Nicotinamide adenine dinucleotide phosphate (NADPH) enhances Ca²⁺-induced exocytosis in pancreatic β-cells, an effect suggested to involve the cytosolic redox protein glutaredoxin-1 (GRX-1). We here detail the role of GRX-1 in NADPH-stimulated β-cell exocytosis and glucose-stimulated insulin secretion. Silencing of GRX-1 by RNA interference reduced glucose-stimulated insulin secretion in both clonal INS-1 832/13 cells and primary rat islets. GRX-1 silencing did not affect cell viability or the intracellular redox environment, suggesting that GRX-1 regulates the exocytotic machinery by a local action. By contrast, knockdown of the related protein thioredoxin-1 (TRX-1) was ineffective. Confocal immunocytochemistry revealed that GRX-1 locates to the cell periphery, whereas TRX-1 expression is uniform. These data suggest that the distinct subcellular localizations of TRX-1 and GRX-1 result in differences in substrate specificities and actions on insulin secretion. Single-cell exocytosis was likewise suppressed by GRX-1 knockdown in both rat β-cells and clonal 832/13 cells, whereas after overexpression exocytosis increased by approximately 40%. Intracellular addition of NADPH (0.1 mM) stimulated Ca²⁺-evoked exocytosis in both cell types.

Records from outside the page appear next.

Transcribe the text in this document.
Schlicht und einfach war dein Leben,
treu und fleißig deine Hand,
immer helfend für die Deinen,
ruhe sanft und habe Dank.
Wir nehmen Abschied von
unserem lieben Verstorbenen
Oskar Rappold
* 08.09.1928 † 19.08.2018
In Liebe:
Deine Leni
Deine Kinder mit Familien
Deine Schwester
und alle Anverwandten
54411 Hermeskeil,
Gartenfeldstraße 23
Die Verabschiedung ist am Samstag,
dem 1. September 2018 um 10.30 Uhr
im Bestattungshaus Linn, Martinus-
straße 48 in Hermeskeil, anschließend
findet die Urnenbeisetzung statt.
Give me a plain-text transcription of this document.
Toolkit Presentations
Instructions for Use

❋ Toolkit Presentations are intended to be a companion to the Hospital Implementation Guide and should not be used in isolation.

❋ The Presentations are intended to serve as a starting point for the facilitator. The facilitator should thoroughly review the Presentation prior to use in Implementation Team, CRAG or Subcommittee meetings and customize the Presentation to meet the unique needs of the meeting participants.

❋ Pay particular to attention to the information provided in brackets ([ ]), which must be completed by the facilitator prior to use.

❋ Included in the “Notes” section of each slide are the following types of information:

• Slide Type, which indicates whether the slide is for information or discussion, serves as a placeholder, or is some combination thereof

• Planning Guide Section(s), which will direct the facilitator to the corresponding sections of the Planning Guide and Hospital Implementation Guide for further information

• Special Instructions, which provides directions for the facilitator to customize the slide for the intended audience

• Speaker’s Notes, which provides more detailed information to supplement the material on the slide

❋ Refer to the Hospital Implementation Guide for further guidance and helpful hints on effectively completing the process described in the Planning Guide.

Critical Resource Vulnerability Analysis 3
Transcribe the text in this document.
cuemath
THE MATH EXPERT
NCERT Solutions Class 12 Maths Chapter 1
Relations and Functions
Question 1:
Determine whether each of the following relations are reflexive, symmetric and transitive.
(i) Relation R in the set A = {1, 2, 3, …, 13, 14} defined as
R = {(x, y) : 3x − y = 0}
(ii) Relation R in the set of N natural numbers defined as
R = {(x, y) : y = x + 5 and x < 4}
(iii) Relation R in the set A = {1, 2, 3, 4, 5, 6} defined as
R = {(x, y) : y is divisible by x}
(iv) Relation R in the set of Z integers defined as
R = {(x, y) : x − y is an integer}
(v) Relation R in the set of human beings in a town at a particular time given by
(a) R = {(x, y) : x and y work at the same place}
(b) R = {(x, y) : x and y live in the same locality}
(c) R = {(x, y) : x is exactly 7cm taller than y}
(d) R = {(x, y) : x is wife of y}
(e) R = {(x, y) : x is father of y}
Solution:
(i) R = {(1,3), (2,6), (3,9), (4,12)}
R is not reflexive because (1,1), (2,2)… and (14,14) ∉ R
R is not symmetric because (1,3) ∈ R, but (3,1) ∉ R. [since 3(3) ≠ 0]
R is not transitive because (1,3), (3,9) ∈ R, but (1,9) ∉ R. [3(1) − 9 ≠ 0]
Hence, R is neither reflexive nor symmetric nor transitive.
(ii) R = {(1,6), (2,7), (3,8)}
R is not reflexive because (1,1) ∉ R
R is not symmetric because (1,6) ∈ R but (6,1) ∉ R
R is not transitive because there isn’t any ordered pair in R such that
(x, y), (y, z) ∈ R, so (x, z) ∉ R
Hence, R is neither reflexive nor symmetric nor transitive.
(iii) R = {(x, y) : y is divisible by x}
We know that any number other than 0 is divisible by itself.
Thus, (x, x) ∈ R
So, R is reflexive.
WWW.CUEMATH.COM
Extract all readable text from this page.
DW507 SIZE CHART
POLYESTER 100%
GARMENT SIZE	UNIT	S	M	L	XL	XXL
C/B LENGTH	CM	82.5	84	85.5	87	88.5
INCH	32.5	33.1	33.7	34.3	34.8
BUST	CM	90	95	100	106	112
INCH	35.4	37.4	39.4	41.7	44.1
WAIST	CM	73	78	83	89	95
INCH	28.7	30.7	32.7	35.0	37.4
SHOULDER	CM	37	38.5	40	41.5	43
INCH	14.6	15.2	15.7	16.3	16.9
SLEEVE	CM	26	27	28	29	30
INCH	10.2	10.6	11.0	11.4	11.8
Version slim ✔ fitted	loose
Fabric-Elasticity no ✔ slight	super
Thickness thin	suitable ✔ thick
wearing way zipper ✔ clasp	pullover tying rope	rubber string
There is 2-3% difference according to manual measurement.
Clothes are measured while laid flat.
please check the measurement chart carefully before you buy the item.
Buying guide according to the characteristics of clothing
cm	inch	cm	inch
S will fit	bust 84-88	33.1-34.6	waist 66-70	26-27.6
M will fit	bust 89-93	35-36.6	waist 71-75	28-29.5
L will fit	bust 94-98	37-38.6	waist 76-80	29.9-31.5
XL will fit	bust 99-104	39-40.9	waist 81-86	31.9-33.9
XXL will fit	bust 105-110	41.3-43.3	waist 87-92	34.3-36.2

Interestingly, the stimulatory action of NADPH on the exocytotic machinery coincided with an approximately 30% inhibition in whole-cell Ca²⁺ currents. After GRX-1 silencing, NADPH failed to amplify insulin release but still inhibited Ca²⁺ currents in 832/13 cells. In conclusion, NADPH stimulates the exocytotic machinery in pancreatic β-cells. This effect is mediated by the NADPH acceptor protein GRX-1 by a local redox reaction that accelerates β-cell exocytosis and, in turn, insulin secretion.